Let's get this conundrum clear now. How do they behave in various setups. Our basic assumption is that these three free electrons are in equilateral triangle shape so that the distance between any two electrons is the same.

**1. Scenario**

All spinning vectors are parallel. The key player is the bottom electron which has FTEP flux which ejects FTEPs from underneath itself towards the other two (for more information check out subsection Two Electron Based Particles from Introduction to Theory of Everything by Illusion). This electron (electron B) starts to change its spinning vector orientation after the other two. But which one of these other two electrons starts the spinning orientation changing? Again, the surrounding FTE density dictates the order. The one which is closer to Earth's center of mass (electron C) generates denser FTEP flux (*), hence will be the anchor for the other electron. So, the spinning vector changing order would be, top electron, down electron and the original anchor electron. This order is also the order for electrons leaving the scene.

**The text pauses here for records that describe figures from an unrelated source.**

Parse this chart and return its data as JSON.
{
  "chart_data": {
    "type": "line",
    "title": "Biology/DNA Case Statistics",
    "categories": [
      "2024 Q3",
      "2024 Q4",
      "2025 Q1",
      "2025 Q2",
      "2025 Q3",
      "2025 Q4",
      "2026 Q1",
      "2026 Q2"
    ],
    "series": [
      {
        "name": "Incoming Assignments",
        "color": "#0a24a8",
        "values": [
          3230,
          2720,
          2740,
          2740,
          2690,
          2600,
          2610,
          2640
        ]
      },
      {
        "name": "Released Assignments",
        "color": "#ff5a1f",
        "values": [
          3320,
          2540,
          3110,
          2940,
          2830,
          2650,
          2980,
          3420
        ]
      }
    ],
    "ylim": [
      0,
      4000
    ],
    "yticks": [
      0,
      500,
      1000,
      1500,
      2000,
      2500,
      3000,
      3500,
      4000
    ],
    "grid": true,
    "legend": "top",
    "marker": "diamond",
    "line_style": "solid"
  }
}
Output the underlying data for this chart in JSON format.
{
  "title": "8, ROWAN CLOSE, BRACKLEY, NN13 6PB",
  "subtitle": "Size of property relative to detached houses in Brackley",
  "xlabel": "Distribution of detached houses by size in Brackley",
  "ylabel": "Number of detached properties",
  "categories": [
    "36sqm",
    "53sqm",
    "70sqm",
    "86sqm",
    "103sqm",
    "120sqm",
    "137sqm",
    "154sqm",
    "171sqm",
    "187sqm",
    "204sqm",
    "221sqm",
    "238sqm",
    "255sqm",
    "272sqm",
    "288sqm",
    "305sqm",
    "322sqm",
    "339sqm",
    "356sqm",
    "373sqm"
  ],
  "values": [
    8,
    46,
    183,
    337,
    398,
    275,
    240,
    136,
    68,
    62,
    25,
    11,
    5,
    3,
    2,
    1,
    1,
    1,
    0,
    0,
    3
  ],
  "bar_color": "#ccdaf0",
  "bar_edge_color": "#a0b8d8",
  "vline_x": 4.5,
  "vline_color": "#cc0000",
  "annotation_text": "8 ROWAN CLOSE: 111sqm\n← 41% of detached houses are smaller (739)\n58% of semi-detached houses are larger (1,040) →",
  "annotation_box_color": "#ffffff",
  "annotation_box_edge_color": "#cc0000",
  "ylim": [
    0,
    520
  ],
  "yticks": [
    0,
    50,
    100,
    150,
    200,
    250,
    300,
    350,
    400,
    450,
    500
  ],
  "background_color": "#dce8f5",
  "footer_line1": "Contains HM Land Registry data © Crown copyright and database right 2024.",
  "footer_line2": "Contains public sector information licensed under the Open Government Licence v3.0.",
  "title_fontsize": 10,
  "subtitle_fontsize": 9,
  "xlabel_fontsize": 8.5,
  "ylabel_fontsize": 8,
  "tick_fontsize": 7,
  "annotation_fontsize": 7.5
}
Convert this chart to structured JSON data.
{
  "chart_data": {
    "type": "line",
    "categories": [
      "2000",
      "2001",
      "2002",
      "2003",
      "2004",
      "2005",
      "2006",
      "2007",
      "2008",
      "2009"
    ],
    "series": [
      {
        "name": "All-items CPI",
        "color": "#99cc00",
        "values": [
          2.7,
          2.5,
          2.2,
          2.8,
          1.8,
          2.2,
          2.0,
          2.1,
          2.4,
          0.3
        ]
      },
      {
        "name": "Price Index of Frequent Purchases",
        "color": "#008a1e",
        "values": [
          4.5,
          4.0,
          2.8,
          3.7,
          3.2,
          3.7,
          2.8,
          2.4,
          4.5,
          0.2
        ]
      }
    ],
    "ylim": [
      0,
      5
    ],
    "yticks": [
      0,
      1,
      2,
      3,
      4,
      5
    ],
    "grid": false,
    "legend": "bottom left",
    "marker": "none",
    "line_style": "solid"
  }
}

(*) If the triangle is top down, then the upper electron which ejects FTEPs from underneath of itself towards the other upper electron will be the anchor for the other upper electron. In the picture right it would electron A.

**2. Scenario**

There is two parallel spinning vectors (electrons A and B) and one antiparallel (electron C). This one is easy. Based on TL2 those antiparallel spinning vectors (B and C) generate repulsive force which triggers the movement for those electrons.

That single antiparallel electrons experiences the repulsion first and after that, electron A changes its spinning vector, which leads to repulsion between electrons A and B. At the same time electrons A and B are travelling away from electron C.

Again surrounding FTE ordered which electron changes its spinning vector orientation. Momentum will be conserved (the sum of momentum vectors is zero).